The interior design studio Casework attempted just that with its new office for the design and technology agency Work & Co in Portland, Oregon. The firm’s design features smart acoustics to keep things quiet, a communal cafe-like kitchen and library, and a total lack of typical office gimmicks that might keep people around after-hours. The result? While the office’s layout is still an open plan, the ethos is decidedly anti-open office.

“We didn’t want it to feel like a typical office space,” says Casey Sheehan, a partner at Work & Co who worked on the redesign of the space. “We wanted it to feel more warm and almost like a hotel lobby or a home–a gathering place.”

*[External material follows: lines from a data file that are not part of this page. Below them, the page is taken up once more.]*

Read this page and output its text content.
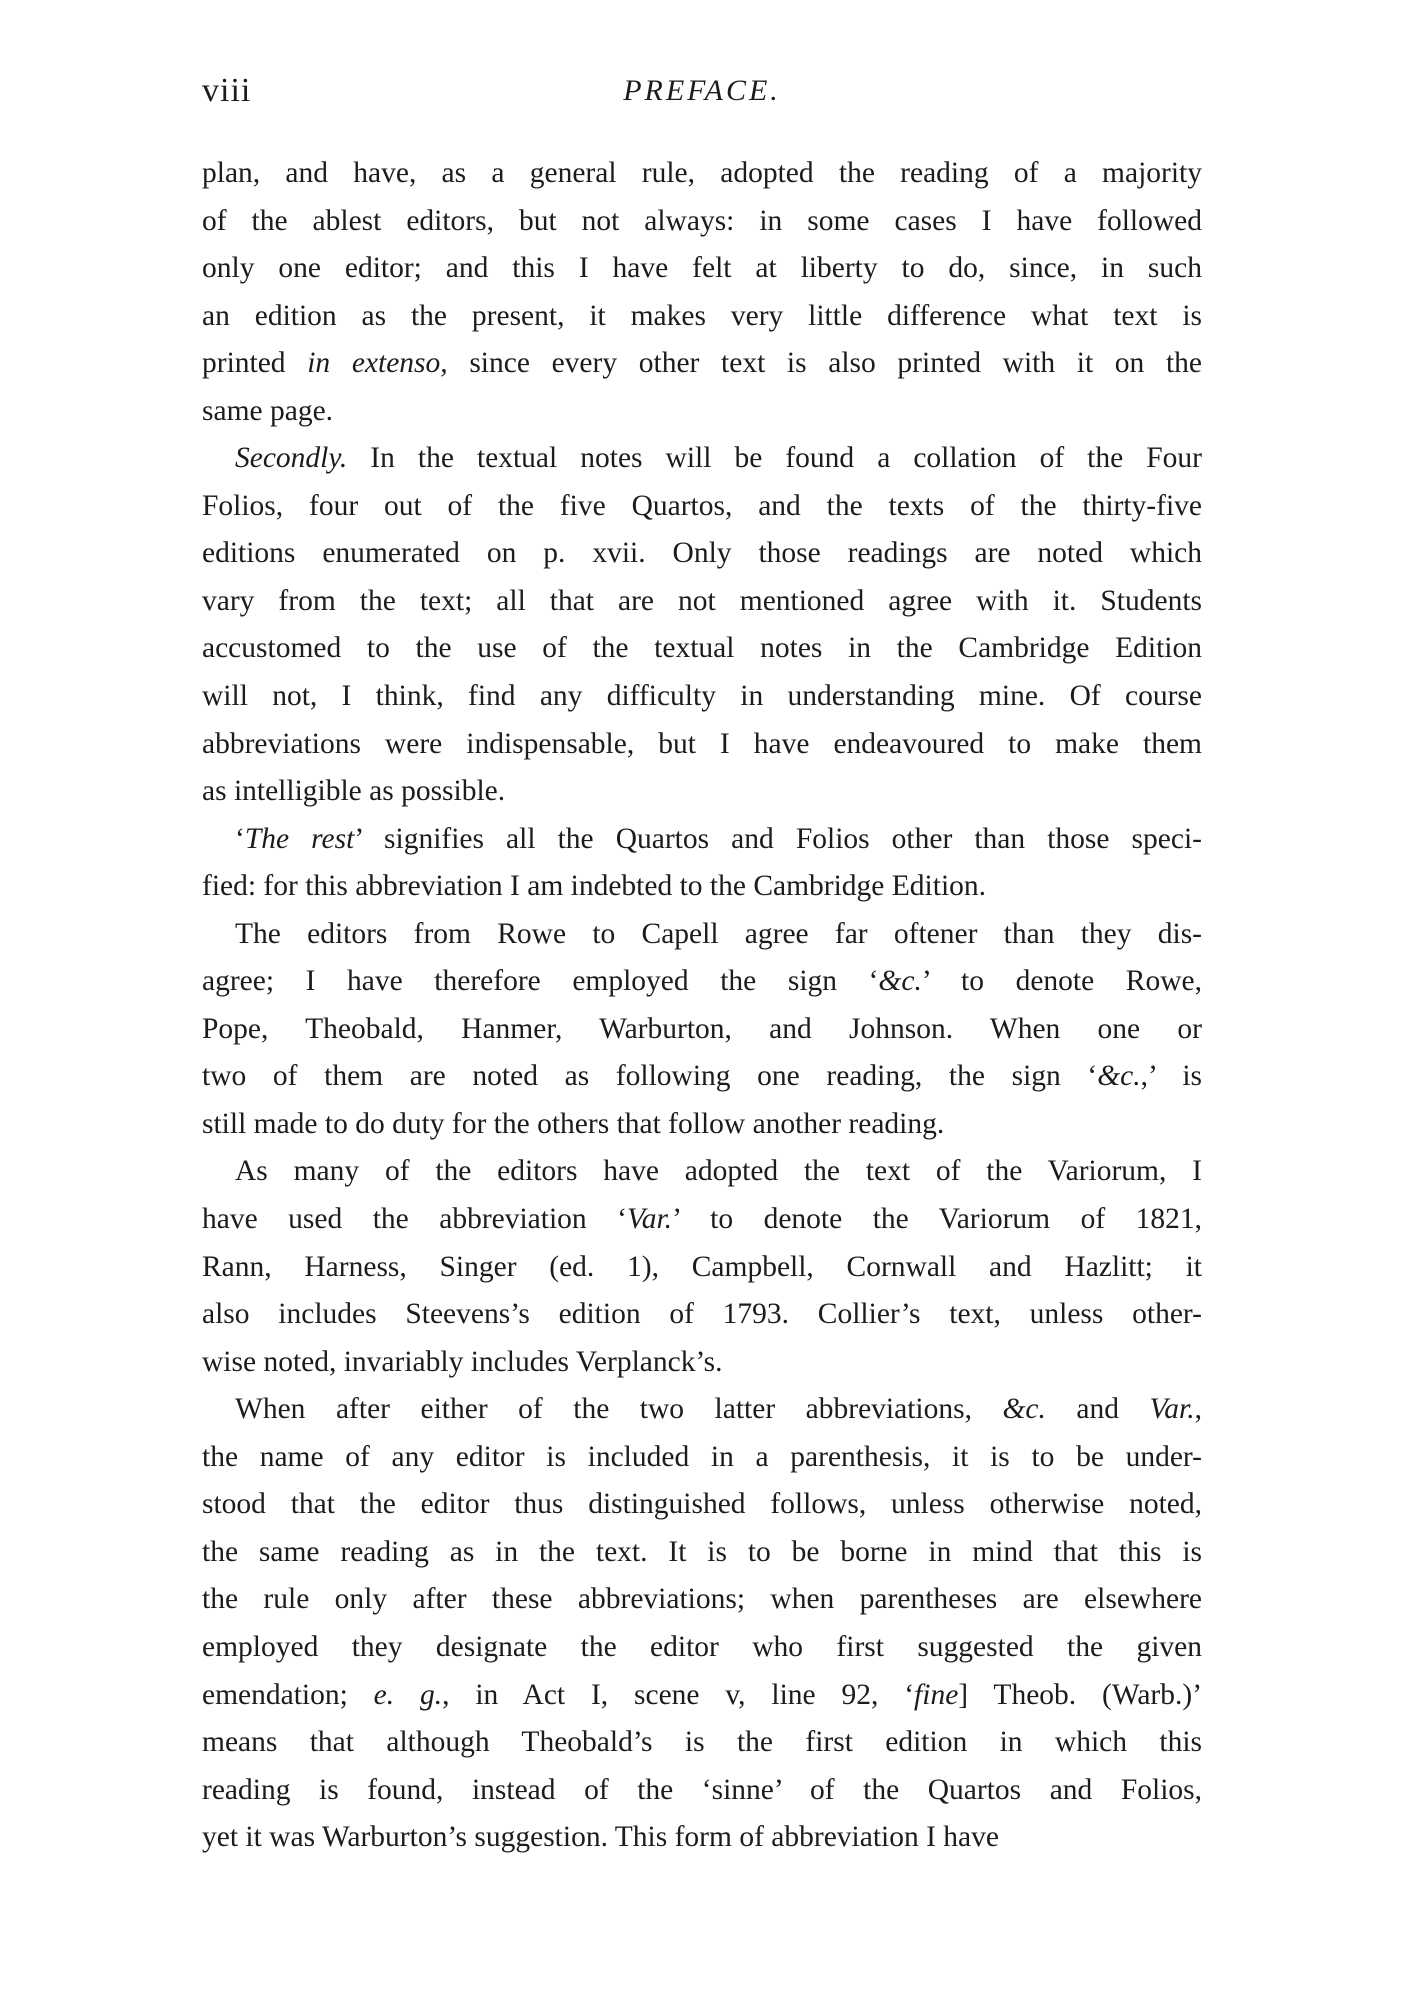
viii	PREFACE.
plan, and have, as a general rule, adopted the reading of a majority
of the ablest editors, but not always: in some cases I have followed
only one editor; and this I have felt at liberty to do, since, in such
an edition as the present, it makes very little difference what text is
printed in extenso, since every other text is also printed with it on the
same page.
Secondly. In the textual notes will be found a collation of the Four
Folios, four out of the five Quartos, and the texts of the thirty-five
editions enumerated on p. xvii. Only those readings are noted which
vary from the text; all that are not mentioned agree with it. Students
accustomed to the use of the textual notes in the Cambridge Edition
will not, I think, find any difficulty in understanding mine. Of course
abbreviations were indispensable, but I have endeavoured to make them
as intelligible as possible.
‘The rest’ signifies all the Quartos and Folios other than those speci-
fied: for this abbreviation I am indebted to the Cambridge Edition.
The editors from Rowe to Capell agree far oftener than they dis-
agree; I have therefore employed the sign ‘&c.’ to denote Rowe,
Pope, Theobald, Hanmer, Warburton, and Johnson. When one or
two of them are noted as following one reading, the sign ‘&c.,’ is
still made to do duty for the others that follow another reading.
As many of the editors have adopted the text of the Variorum, I
have used the abbreviation ‘Var.’ to denote the Variorum of 1821,
Rann, Harness, Singer (ed. 1), Campbell, Cornwall and Hazlitt; it
also includes Steevens’s edition of 1793. Collier’s text, unless other-
wise noted, invariably includes Verplanck’s.
When after either of the two latter abbreviations, &c. and Var.,
the name of any editor is included in a parenthesis, it is to be under-
stood that the editor thus distinguished follows, unless otherwise noted,
the same reading as in the text. It is to be borne in mind that this is
the rule only after these abbreviations; when parentheses are elsewhere
employed they designate the editor who first suggested the given
emendation; e. g., in Act I, scene v, line 92, ‘fine] Theob. (Warb.)’
means that although Theobald’s is the first edition in which this
reading is found, instead of the ‘sinne’ of the Quartos and Folios,
yet it was Warburton’s suggestion. This form of abbreviation I have
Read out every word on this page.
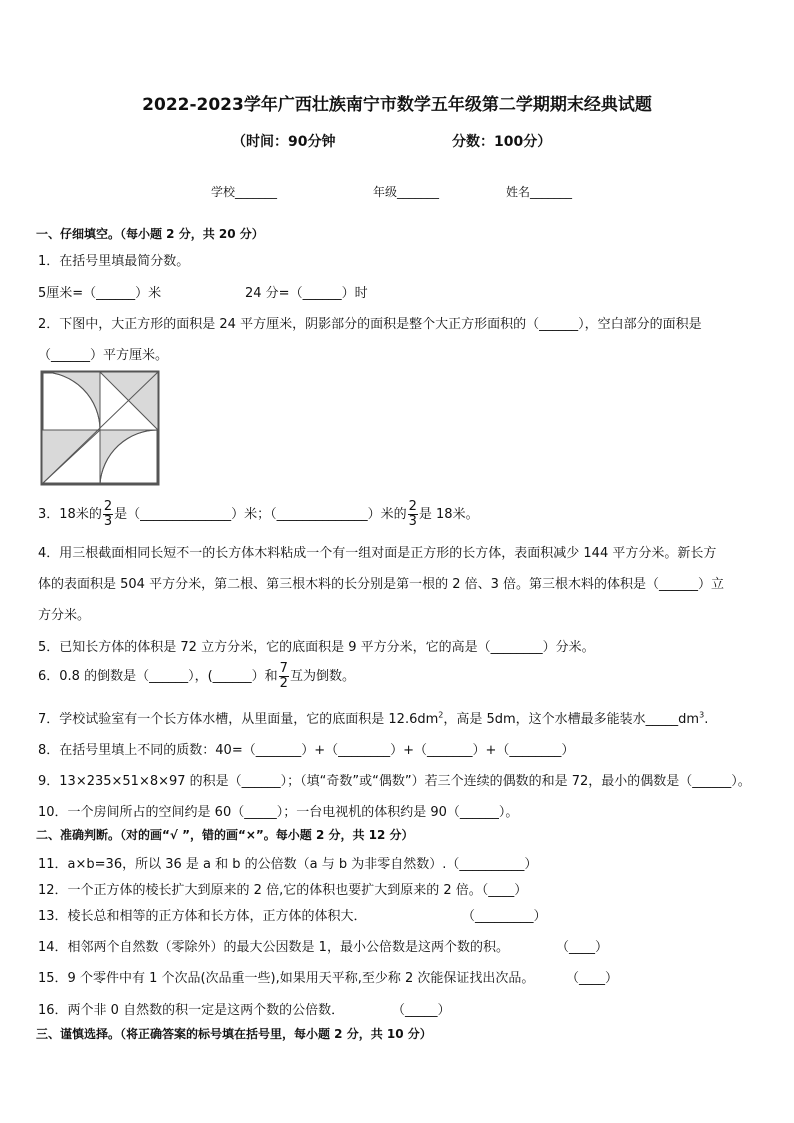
2022-2023学年广西壮族南宁市数学五年级第二学期期末经典试题
（时间：90分钟	分数：100分）
学校_______	年级_______	姓名_______
一、仔细填空。（每小题 2 分，共 20 分）
1．在括号里填最简分数。
5厘米=（______）米	24 分=（______）时
2．下图中，大正方形的面积是 24 平方厘米，阴影部分的面积是整个大正方形面积的（______），空白部分的面积是
（______）平方厘米。
3．18米的 $\frac{2}{3}$ 是（______________）米；（______________）米的 $\frac{2}{3}$ 是 18米。
4．用三根截面相同长短不一的长方体木料粘成一个有一组对面是正方形的长方体，表面积减少 144 平方分米。新长方
体的表面积是 504 平方分米，第二根、第三根木料的长分别是第一根的 2 倍、3 倍。第三根木料的体积是（______）立
方分米。
5．已知长方体的体积是 72 立方分米，它的底面积是 9 平方分米，它的高是（________）分米。
6．0.8 的倒数是（______），(______）和 $\frac{7}{2}$ 互为倒数。
7．学校试验室有一个长方体水槽，从里面量，它的底面积是 $12.6dm^2$，高是 5dm，这个水槽最多能装水$\_\_\_\_\_dm^3$.
8．在括号里填上不同的质数：40=（_______）+（________）+（_______）+（________）
9．13×235×51×8×97 的积是（______）；（填“奇数”或“偶数”）若三个连续的偶数的和是 72，最小的偶数是（______）。
10．一个房间所占的空间约是 60（_____）；一台电视机的体积约是 90（______）。
二、准确判断。（对的画“√ ”，错的画“×”。每小题 2 分，共 12 分）
11．a×b=36，所以 36 是 a 和 b 的公倍数（a 与 b 为非零自然数）.（__________）
12．一个正方体的棱长扩大到原来的 2 倍,它的体积也要扩大到原来的 2 倍。（____）
13．棱长总和相等的正方体和长方体，正方体的体积大．	（_________）
14．相邻两个自然数（零除外）的最大公因数是 1，最小公倍数是这两个数的积。	（____）
15．9 个零件中有 1 个次品(次品重一些),如果用天平称,至少称 2 次能保证找出次品。 （____）
16．两个非 0 自然数的积一定是这两个数的公倍数．	（_____）
三、谨慎选择。（将正确答案的标号填在括号里，每小题 2 分，共 10 分）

At first glance, Work & Co’s new digs are more extreme in some ways than your average open plan–while partners and senior leadership do sit with everyone else rather than having their own offices, the desks don’t really belong to anyone in particular. Instead, they were designed to be modular and to shift so that the company’s designers and developers can sit with their teams as they move from project to project. To combat the noise that comes from everyone sitting in the same place, Casework’s founder and creative director Casey Keasler installed a wooden slat system that sits over the main work area as well as in the kitchen and conference rooms. “You want to be able to hear soft music but not the person 20 feet from you having a conference call,” she says. The wood adds an acoustic buffer and visually enlivens the space, which used to be a warehouse.